Item 1.01 Entry into a Material Definitive Agreement
As previously announced, on April 16, 2018, Axim Biotechnologies, Inc., a Nevada corporation (the “Company”), entered into a Stock Purchase Agreement (the “Purchase Agreement”) with Cross & Company, a Nevada corporation (the “Investor”), pursuant to which the Investor agreed to purchase, upon our written notice, shares of our common stock registered under the Registration Statement on Form S-3 (File No. 333-220155) filed by the Company on August 24, 2017, and declared effective by the Securities and Exchange Commission (the “SEC”) on September 14, 2017 (the “Registration Statement”), for an aggregate purchase price of up to $50 million.
On December 16, 2019, the Company entered into an amendment to the Purchase Agreement (the “Amendment”) pursuant to which we agreed to certain changes to the true-up adjustments under the Agreement. Capitalized terms used but not otherwise defined herein shall have the same meaning ascribed to such term as set forth in the Agreement.

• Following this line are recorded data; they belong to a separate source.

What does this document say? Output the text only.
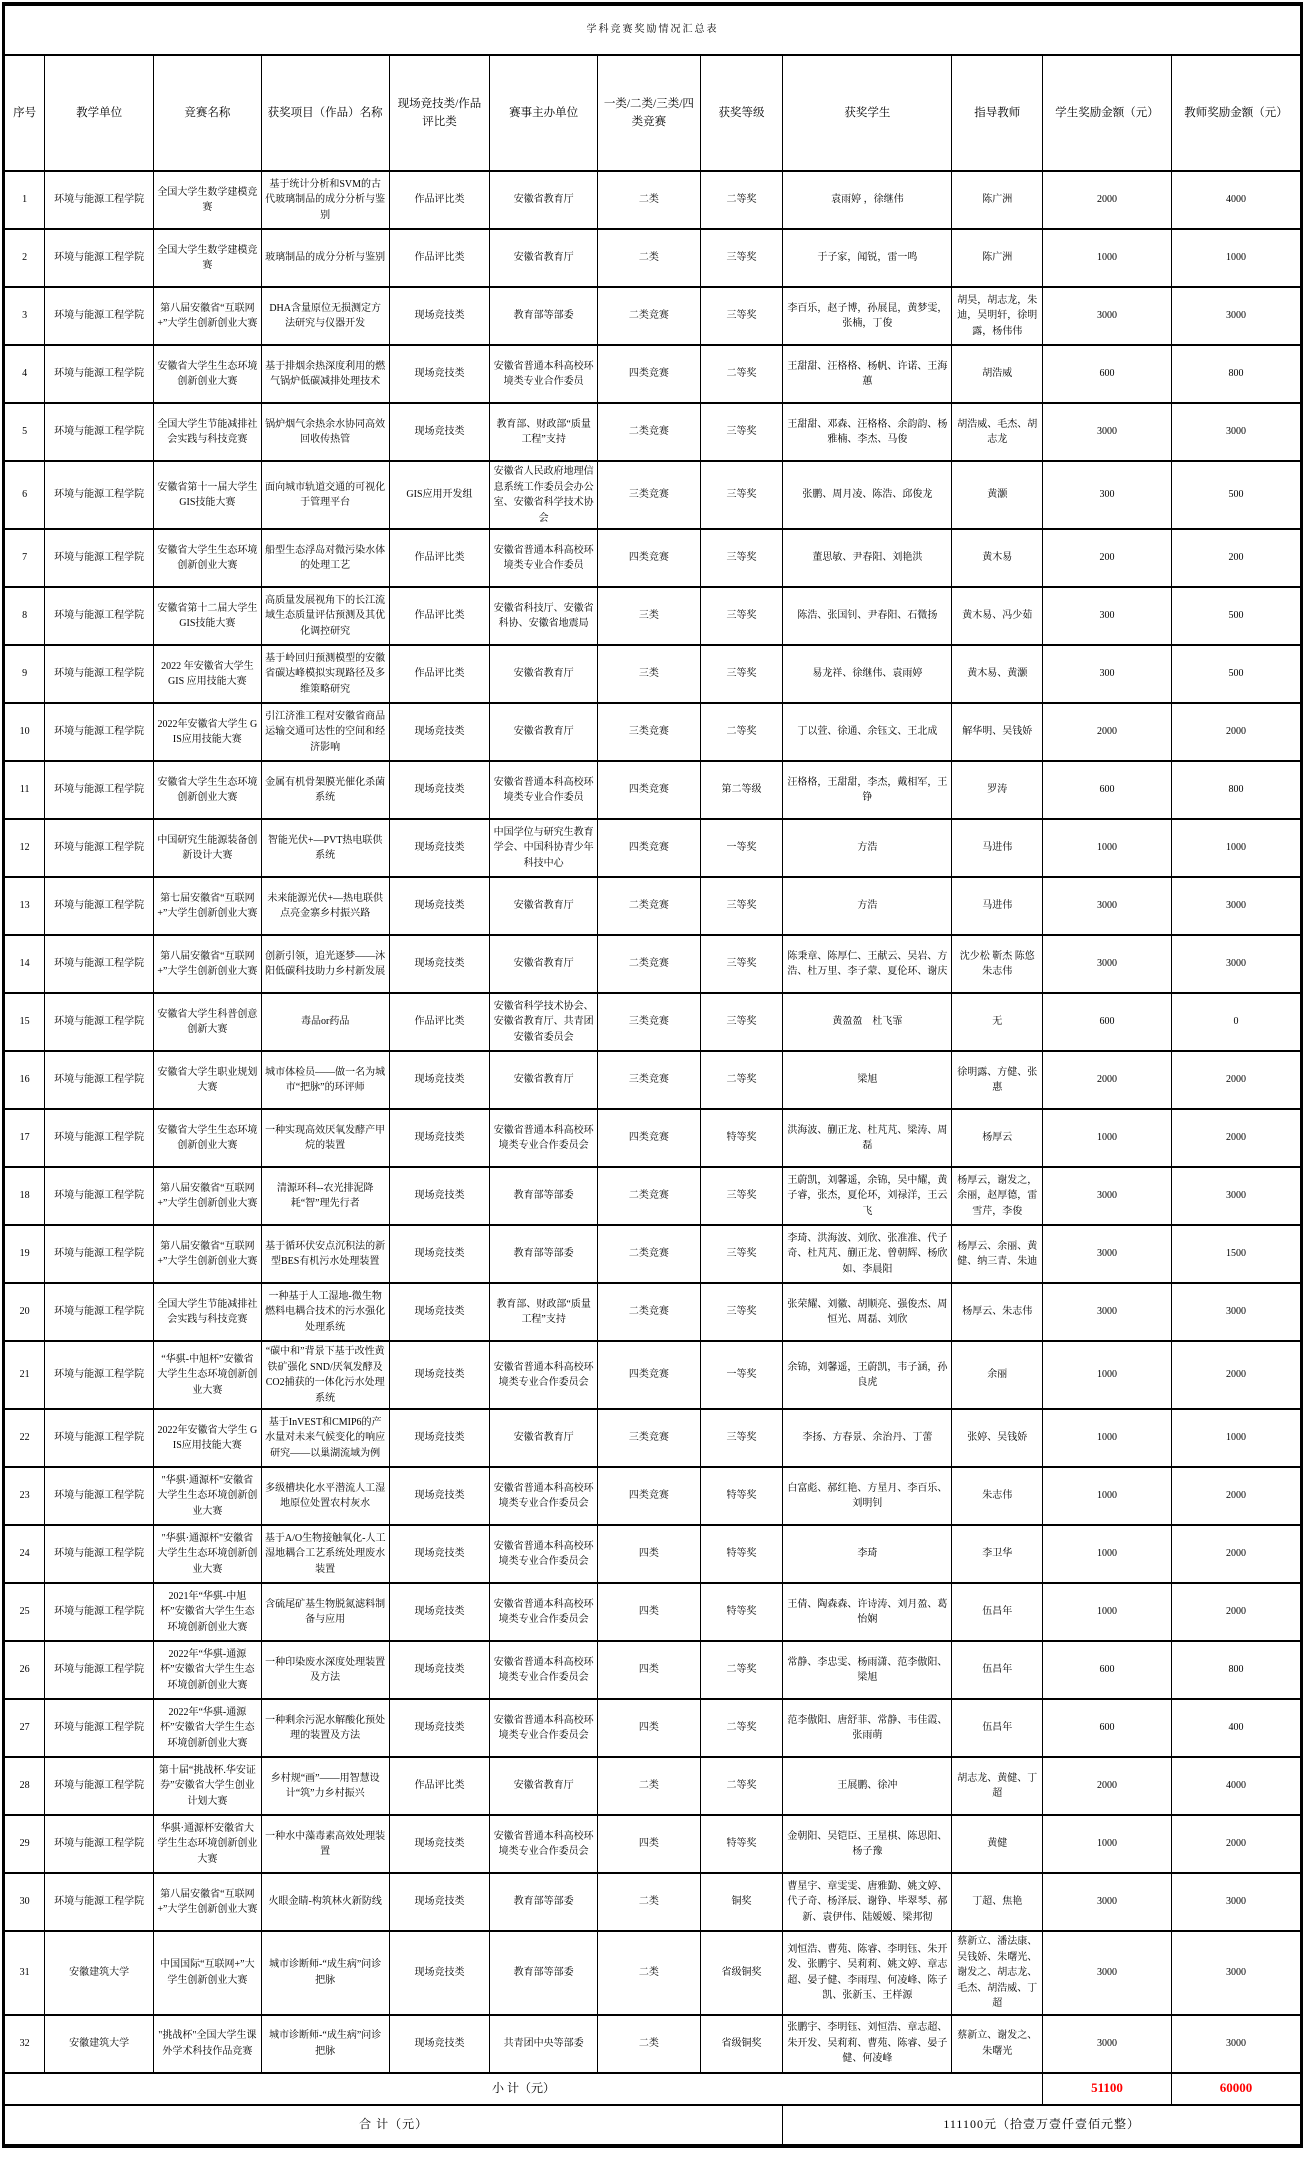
学科竞赛奖励情况汇总表											
序号	教学单位	竞赛名称	获奖项目（作品）名称	现场竞技类/作品评比类	赛事主办单位	一类/二类/三类/四类竞赛	获奖等级	获奖学生	指导教师	学生奖励金额（元）	教师奖励金额（元）
1	环境与能源工程学院	全国大学生数学建模竞赛	基于统计分析和SVM的古代玻璃制品的成分分析与鉴别	作品评比类	安徽省教育厅	二类	二等奖	袁雨婷 ，徐继伟	陈广洲	2000	4000
2	环境与能源工程学院	全国大学生数学建模竞赛	玻璃制品的成分分析与鉴别	作品评比类	安徽省教育厅	二类	三等奖	于子家，闻锐，雷一鸣	陈广洲	1000	1000
3	环境与能源工程学院	第八届安徽省“互联网+”大学生创新创业大赛	DHA含量原位无损测定方法研究与仪器开发	现场竞技类	教育部等部委	二类竞赛	三等奖	李百乐，赵子博，孙展昆，黄梦雯，张楠，丁俊	胡昊，胡志龙，朱迪，吴明轩，徐明露，杨伟伟	3000	3000
4	环境与能源工程学院	安徽省大学生生态环境创新创业大赛	基于排烟余热深度利用的燃气锅炉低碳减排处理技术	现场竞技类	安徽省普通本科高校环境类专业合作委员	四类竞赛	二等奖	王甜甜、汪格格、杨帆、许诺、王海蕙	胡浩威	600	800
5	环境与能源工程学院	全国大学生节能减排社会实践与科技竞赛	锅炉烟气余热余水协同高效回收传热管	现场竞技类	教育部、财政部“质量工程”支持	二类竞赛	三等奖	王甜甜、邓森、汪格格、余韵韵、杨雅楠、李杰、马俊	胡浩威、毛杰、胡志龙	3000	3000
6	环境与能源工程学院	安徽省第十一届大学生GIS技能大赛	面向城市轨道交通的可视化于管理平台	GIS应用开发组	安徽省人民政府地理信息系统工作委员会办公室、安徽省科学技术协会	三类竞赛	三等奖	张鹏、周月凌、陈浩、邱俊龙	黄灏	300	500
7	环境与能源工程学院	安徽省大学生生态环境创新创业大赛	船型生态浮岛对微污染水体的处理工艺	作品评比类	安徽省普通本科高校环境类专业合作委员	四类竞赛	三等奖	董思敏、尹春阳、刘艳洪	黄木易	200	200
8	环境与能源工程学院	安徽省第十二届大学生GIS技能大赛	高质量发展视角下的长江流域生态质量评估预测及其优化调控研究	作品评比类	安徽省科技厅、安徽省科协、安徽省地震局	三类	三等奖	陈浩、张国钊、尹春阳、石微扬	黄木易、冯少茹	300	500
9	环境与能源工程学院	2022 年安徽省大学生 GIS 应用技能大赛	基于岭回归预测模型的安徽省碳达峰模拟实现路径及多维策略研究	作品评比类	安徽省教育厅	三类	三等奖	易龙祥、徐继伟、袁雨婷	黄木易、黄灏	300	500
10	环境与能源工程学院	2022年安徽省大学生 GIS应用技能大赛	引江济淮工程对安徽省商品运输交通可达性的空间和经济影响	现场竞技类	安徽省教育厅	三类竞赛	二等奖	丁以萱、徐通、余钰文、王北成	解华明、吴钱娇	2000	2000
11	环境与能源工程学院	安徽省大学生生态环境创新创业大赛	金属有机骨架膜光催化杀菌系统	现场竞技类	安徽省普通本科高校环境类专业合作委员	四类竞赛	第二等级	汪格格，王甜甜，李杰，戴相军，王铮	罗涛	600	800
12	环境与能源工程学院	中国研究生能源装备创新设计大赛	智能光伏+—PVT热电联供系统	现场竞技类	中国学位与研究生教育学会、中国科协青少年科技中心	四类竞赛	一等奖	方浩	马进伟	1000	1000
13	环境与能源工程学院	第七届安徽省“互联网+”大学生创新创业大赛	未来能源光伏+—热电联供点亮金寨乡村振兴路	现场竞技类	安徽省教育厅	二类竞赛	三等奖	方浩	马进伟	3000	3000
14	环境与能源工程学院	第八届安徽省“互联网+”大学生创新创业大赛	创新引领，追光逐梦——沐阳低碳科技助力乡村新发展	现场竞技类	安徽省教育厅	二类竞赛	三等奖	陈秉章、陈厚仁、王献云、吴岩、方浩、杜万里、李子蒙、夏伦环、谢庆	沈少松 靳杰 陈悠 朱志伟	3000	3000
15	环境与能源工程学院	安徽省大学生科普创意创新大赛	毒品or药品	作品评比类	安徽省科学技术协会、安徽省教育厅、共青团安徽省委员会	三类竞赛	三等奖	黄盈盈　杜飞霏	无	600	0
16	环境与能源工程学院	安徽省大学生职业规划大赛	城市体检员——做一名为城市“把脉”的环评师	现场竞技类	安徽省教育厅	三类竞赛	二等奖	梁旭	徐明露、方健、张惠	2000	2000
17	环境与能源工程学院	安徽省大学生生态环境创新创业大赛	一种实现高效厌氧发酵产甲烷的装置	现场竞技类	安徽省普通本科高校环境类专业合作委员会	四类竞赛	特等奖	洪海波、蒯正龙、杜芃芃、梁涛、周磊	杨厚云	1000	2000
18	环境与能源工程学院	第八届安徽省“互联网+”大学生创新创业大赛	清源环科--农光排泥降耗“智”理先行者	现场竞技类	教育部等部委	二类竞赛	三等奖	王蔚凯，刘馨遥，余锦，吴中耀，黄子睿，张杰，夏伦环，刘禄洋，王云飞	杨厚云，谢发之，余丽，赵厚德，雷雪芹，李俊	3000	3000
19	环境与能源工程学院	第八届安徽省“互联网+”大学生创新创业大赛	基于循环伏安点沉积法的新型BES有机污水处理装置	现场竞技类	教育部等部委	二类竞赛	三等奖	李琦、洪海波、刘欣、张准准、代子奇、杜芃芃、蒯正龙、曾朝辉、杨欣如、李晨阳	杨厚云、余丽、黄健、纳三青、朱迪	3000	1500
20	环境与能源工程学院	全国大学生节能减排社会实践与科技竞赛	一种基于人工湿地-微生物燃料电耦合技术的污水强化处理系统	现场竞技类	教育部、财政部“质量工程”支持	二类竞赛	三等奖	张荣耀、刘徽、胡顺亮、强俊杰、周恒光、周磊、刘欣	杨厚云、朱志伟	3000	3000
21	环境与能源工程学院	“华骐-中旭杯”安徽省大学生生态环境创新创业大赛	“碳中和”背景下基于改性黄铁矿强化 SND/厌氧发酵及CO2捕获的一体化污水处理系统	现场竞技类	安徽省普通本科高校环境类专业合作委员会	四类竞赛	一等奖	余锦，刘馨遥，王蔚凯，韦子涵，孙良虎	余丽	1000	2000
22	环境与能源工程学院	2022年安徽省大学生 GIS应用技能大赛	基于InVEST和CMIP6的产水量对未来气候变化的响应研究——以巢湖流域为例	现场竞技类	安徽省教育厅	三类竞赛	三等奖	李扬、方春景、余治丹、丁蕾	张婷、吴钱娇	1000	1000
23	环境与能源工程学院	"华骐·通源杯"安徽省大学生生态环境创新创业大赛	多级槽块化水平潜流人工湿地原位处置农村灰水	现场竞技类	安徽省普通本科高校环境类专业合作委员会	四类竞赛	特等奖	白富彪、郝红艳、方星月、李百乐、刘明钊	朱志伟	1000	2000
24	环境与能源工程学院	"华骐·通源杯"安徽省大学生生态环境创新创业大赛	基于A/O生物接触氧化-人工湿地耦合工艺系统处理废水装置	现场竞技类	安徽省普通本科高校环境类专业合作委员会	四类	特等奖	李琦	李卫华	1000	2000
25	环境与能源工程学院	2021年“华骐-中旭杯”安徽省大学生生态环境创新创业大赛	含硫尾矿基生物脱氮滤料制备与应用	现场竞技类	安徽省普通本科高校环境类专业合作委员会	四类	特等奖	王倩、陶森森、许诗涛、刘月盈、葛怡娴	伍昌年	1000	2000
26	环境与能源工程学院	2022年“华骐-通源杯”安徽省大学生生态环境创新创业大赛	一种印染废水深度处理装置及方法	现场竞技类	安徽省普通本科高校环境类专业合作委员会	四类	二等奖	常静、李忠雯、杨雨潇、范李傲阳、梁旭	伍昌年	600	800
27	环境与能源工程学院	2022年“华骐-通源杯”安徽省大学生生态环境创新创业大赛	一种剩余污泥水解酸化预处理的装置及方法	现场竞技类	安徽省普通本科高校环境类专业合作委员会	四类	二等奖	范李傲阳、唐舒菲、常静、韦佳霞、张雨萌	伍昌年	600	400
28	环境与能源工程学院	第十届“挑战杯.华安证券”安徽省大学生创业计划大赛	乡村规“画”——用智慧设计“筑”力乡村振兴	作品评比类	安徽省教育厅	二类	二等奖	王展鹏、徐冲	胡志龙、黄健、丁超	2000	4000
29	环境与能源工程学院	华骐·通源杯安徽省大学生生态环境创新创业大赛	一种水中藻毒素高效处理装置	现场竞技类	安徽省普通本科高校环境类专业合作委员会	四类	特等奖	金朝阳、吴铠臣、王星棋、陈思阳、杨子豫	黄健	1000	2000
30	环境与能源工程学院	第八届安徽省“互联网+”大学生创新创业大赛	火眼金睛-构筑林火新防线	现场竞技类	教育部等部委	二类	铜奖	曹星宇、章雯雯、唐雅勤、姚文婷、代子奇、杨泽辰、谢铮、毕翠琴、郝新、袁伊伟、陆嫒嫒、梁邦彻	丁超、焦艳	3000	3000
31	安徽建筑大学	中国国际“互联网+”大学生创新创业大赛	城市诊断师-“成生病”问诊把脉	现场竞技类	教育部等部委	二类	省级铜奖	刘恒浩、曹苑、陈睿、李明钰、朱开发、张鹏宇、吴莉莉、姚文婷、章志超、晏子健、李雨珵、何凌峰、陈子凯、张新玉、王样源	蔡新立、潘法康、吴钱娇、朱曙光、谢发之、胡志龙、毛杰、胡浩威、丁超	3000	3000
32	安徽建筑大学	"挑战杯"全国大学生课外学术科技作品竞赛	城市诊断师-“成生病”问诊把脉	现场竞技类	共青团中央等部委	二类	省级铜奖	张鹏宇、李明钰、刘恒浩、章志超、朱开发、吴莉莉、曹苑、陈睿、晏子健、何凌峰	蔡新立、谢发之、朱曙光	3000	3000
小 计（元）										51100	60000
合 计（元）								111100元（拾壹万壹仟壹佰元整）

Specifically, a maximum limit was put on the True-up Payment such that in any Adjustment Period for which the lowest trading price is less than 50% of the Unadjusted Purchase Price, then the True-Up Payment shall be limited to the greater of (i) an amount that when added to the total net proceeds realized by Investor from the sale of the S-3 Shares under a specific notice is equal to 150% of the amount paid by Investor for the S-3 Shares applicable to the True-Up Payment, or (ii) an amount that when added to the total net proceeds realized by Investor from the sale of the S-3 Shares under a specific notice is equal to 100% plus 1%, for each trading day in the Adjustment Period, of the amount paid by the Investor for the S-3 Shares applicable to the True-Up Payment.
In addition, the Adjustment Period for a True-Up Payment was adjusted to be defined as the greater of (i) sixty (60) trading days following DWAC receipt by Investor of S-3 Shares purchased pursuant to a specific notice, or (ii) the number of trading days that is equal to 150% of the number of S-3 Shares under such notice for which the Adjusted Purchase Price is being determined divided by 25% of the trailing average daily trading volume for the twenty (20) trading days prior to DWAC receipt by Investor of S-3 Shares purchased pursuant to such notice (rounded to the nearest whole number). If any notice is delivered to Investor prior to the date on which the sale of all of the S-3 Shares (or True-Up Shares) pursuant to any prior notice has been completed, then the unsold S-3 Shares (or True-Up Shares) of the new notice shall be added to the S-3 Shares being acquired pursuant to the new notice for purposes of determining the Adjustment Period applicable to the new notice. No other terms of the Purchase Agreement were amended.
The foregoing description of the Amendment to the Stock Purchase Agreement is qualified in its entirety by reference to the full text of such amendment, a copy of which is filed herewith as Exhibit 10.1 to this Current Report on Form 8-K and is incorporated herein by reference. This Current Report on Form 8-K also incorporates by reference the Amendment to the Stock Purchase Agreement into the Registration Statement.
A copy of the opinion of Procopio, Cory, Hargreaves & Savitch LLP relating to the legality of the shares of common stock issuable under the Amendment, is filed as Exhibit 5.1 to this Current Report on Form 8-K and is also incorporated by reference into the Registration Statement.